Vanguard was one of the last holdouts in the zero-commission revolution, but the company has scrapped its stock and ETF trading commissions for online trades.
Low cost ETFs and mutual funds
This is perhaps the biggest reason to use Vanguard as your broker. Vanguard’s proprietary mutual funds and ETFs have some of the lowest expense rations. In addition to being able to buy and sell Vanguard’s excellent family of mutual funds with no transaction fee, Vanguard offers thousands of other mutual funds on a no-transaction-fee (NTF) basis. Plus, its mutual fund commission of $20 for all other funds is on the lower end of the spectrum relative to peers. That’s reduced to $8 or less for investors with at least $500,000 invested in Vanguard’s mutual funds and ETFs.
No account minimums
Vanguard has no minimum deposit requirement to open a brokerage account. That said, the platform doesn’t allow you to trade fractional shares of stock, so you’ll need at least enough to cover one share of whatever stock or ETF you want. And if you plan on buying mutual funds, keep in mind that most have their own minimum initial investment requirements.
International market access
This is both a good and bad feature. Unlike many online brokers, Vanguard allows investors to buy stocks directly on foreign stock exchanges. However, doing so comes with a steep $50 commission.

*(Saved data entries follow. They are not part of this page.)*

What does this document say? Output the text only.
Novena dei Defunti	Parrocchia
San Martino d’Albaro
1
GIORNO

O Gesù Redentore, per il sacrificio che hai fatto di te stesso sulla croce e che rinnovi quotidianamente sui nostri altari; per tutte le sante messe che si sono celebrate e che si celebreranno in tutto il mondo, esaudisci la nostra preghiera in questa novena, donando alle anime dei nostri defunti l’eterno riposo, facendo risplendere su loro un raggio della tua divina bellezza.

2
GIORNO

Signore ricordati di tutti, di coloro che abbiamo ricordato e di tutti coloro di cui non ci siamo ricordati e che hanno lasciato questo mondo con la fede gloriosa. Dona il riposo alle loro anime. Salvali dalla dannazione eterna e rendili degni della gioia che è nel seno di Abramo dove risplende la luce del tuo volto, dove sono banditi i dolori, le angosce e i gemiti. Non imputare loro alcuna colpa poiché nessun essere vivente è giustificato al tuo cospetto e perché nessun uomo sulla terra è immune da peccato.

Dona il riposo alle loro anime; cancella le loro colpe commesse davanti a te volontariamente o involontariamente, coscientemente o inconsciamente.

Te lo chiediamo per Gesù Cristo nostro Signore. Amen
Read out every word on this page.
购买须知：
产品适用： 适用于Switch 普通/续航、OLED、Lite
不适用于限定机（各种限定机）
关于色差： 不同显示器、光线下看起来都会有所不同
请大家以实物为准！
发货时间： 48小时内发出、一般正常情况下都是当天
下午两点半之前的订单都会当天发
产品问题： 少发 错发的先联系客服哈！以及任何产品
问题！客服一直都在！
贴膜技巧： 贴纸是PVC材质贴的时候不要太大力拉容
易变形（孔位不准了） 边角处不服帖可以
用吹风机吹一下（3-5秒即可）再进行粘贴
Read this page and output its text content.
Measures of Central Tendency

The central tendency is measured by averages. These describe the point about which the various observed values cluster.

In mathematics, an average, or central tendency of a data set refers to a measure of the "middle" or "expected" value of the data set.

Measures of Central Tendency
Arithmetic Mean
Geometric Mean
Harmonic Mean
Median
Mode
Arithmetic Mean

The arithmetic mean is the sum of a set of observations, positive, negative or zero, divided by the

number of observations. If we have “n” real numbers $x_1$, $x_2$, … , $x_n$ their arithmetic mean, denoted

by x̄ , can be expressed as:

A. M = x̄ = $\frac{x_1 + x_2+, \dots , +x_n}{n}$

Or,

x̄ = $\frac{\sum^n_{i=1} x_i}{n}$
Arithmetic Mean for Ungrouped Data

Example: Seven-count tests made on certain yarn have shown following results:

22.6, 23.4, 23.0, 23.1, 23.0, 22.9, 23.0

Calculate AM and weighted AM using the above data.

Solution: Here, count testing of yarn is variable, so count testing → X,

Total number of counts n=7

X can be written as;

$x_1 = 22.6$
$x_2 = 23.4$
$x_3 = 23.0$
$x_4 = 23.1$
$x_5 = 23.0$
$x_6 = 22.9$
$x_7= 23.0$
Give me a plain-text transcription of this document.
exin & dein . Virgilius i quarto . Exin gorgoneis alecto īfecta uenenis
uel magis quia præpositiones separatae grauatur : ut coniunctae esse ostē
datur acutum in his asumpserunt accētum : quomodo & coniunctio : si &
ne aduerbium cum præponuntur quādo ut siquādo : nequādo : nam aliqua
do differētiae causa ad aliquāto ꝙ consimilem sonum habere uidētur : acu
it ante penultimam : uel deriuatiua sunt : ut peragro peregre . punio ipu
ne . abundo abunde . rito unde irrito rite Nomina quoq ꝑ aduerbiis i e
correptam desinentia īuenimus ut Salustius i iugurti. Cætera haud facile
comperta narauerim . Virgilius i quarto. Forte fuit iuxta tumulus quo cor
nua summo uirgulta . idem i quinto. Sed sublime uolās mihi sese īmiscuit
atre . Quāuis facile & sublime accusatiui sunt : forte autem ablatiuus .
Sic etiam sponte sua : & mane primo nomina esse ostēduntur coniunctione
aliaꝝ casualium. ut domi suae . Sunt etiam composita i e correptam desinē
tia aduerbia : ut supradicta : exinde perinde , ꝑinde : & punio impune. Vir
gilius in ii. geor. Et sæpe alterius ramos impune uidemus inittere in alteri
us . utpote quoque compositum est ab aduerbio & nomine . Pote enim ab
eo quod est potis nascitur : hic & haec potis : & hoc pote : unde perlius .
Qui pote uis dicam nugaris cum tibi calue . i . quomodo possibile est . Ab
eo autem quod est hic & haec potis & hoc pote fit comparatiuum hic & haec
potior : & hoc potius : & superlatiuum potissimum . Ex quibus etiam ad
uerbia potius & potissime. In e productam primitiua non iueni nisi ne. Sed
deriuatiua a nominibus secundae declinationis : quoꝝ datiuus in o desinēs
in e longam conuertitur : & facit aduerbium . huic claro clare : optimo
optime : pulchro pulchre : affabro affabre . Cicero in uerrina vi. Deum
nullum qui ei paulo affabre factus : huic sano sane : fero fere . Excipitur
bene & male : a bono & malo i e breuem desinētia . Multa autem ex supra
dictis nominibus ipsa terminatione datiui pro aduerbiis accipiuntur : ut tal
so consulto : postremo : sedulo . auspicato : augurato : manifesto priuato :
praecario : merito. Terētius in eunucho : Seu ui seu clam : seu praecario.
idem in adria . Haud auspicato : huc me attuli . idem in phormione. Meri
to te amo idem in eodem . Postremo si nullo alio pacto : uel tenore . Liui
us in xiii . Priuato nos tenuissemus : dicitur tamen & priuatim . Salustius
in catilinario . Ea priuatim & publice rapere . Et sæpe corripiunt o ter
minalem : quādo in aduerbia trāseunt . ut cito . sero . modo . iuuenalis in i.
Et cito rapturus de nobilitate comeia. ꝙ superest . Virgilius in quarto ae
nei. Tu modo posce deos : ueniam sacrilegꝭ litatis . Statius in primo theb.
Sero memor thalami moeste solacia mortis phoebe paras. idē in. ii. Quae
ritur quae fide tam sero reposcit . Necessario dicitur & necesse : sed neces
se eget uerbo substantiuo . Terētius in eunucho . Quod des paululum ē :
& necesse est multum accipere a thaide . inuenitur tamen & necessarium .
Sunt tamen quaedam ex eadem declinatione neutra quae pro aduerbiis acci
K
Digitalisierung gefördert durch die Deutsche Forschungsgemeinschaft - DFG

Vanguard provides third-party stock research reports from Standard & Poor’s, Thomson Reuters, and First Call. This can help beginners find good investment candidates and can also be a great tool to help learn the basics of stock analysis.
Lots of account types
Vanguard offers individual and joint brokerage accounts, traditional and Roth IRAs, SEP-IRAs, SIMPLE IRAs, solo 401(k)s, and 529 college savings plans.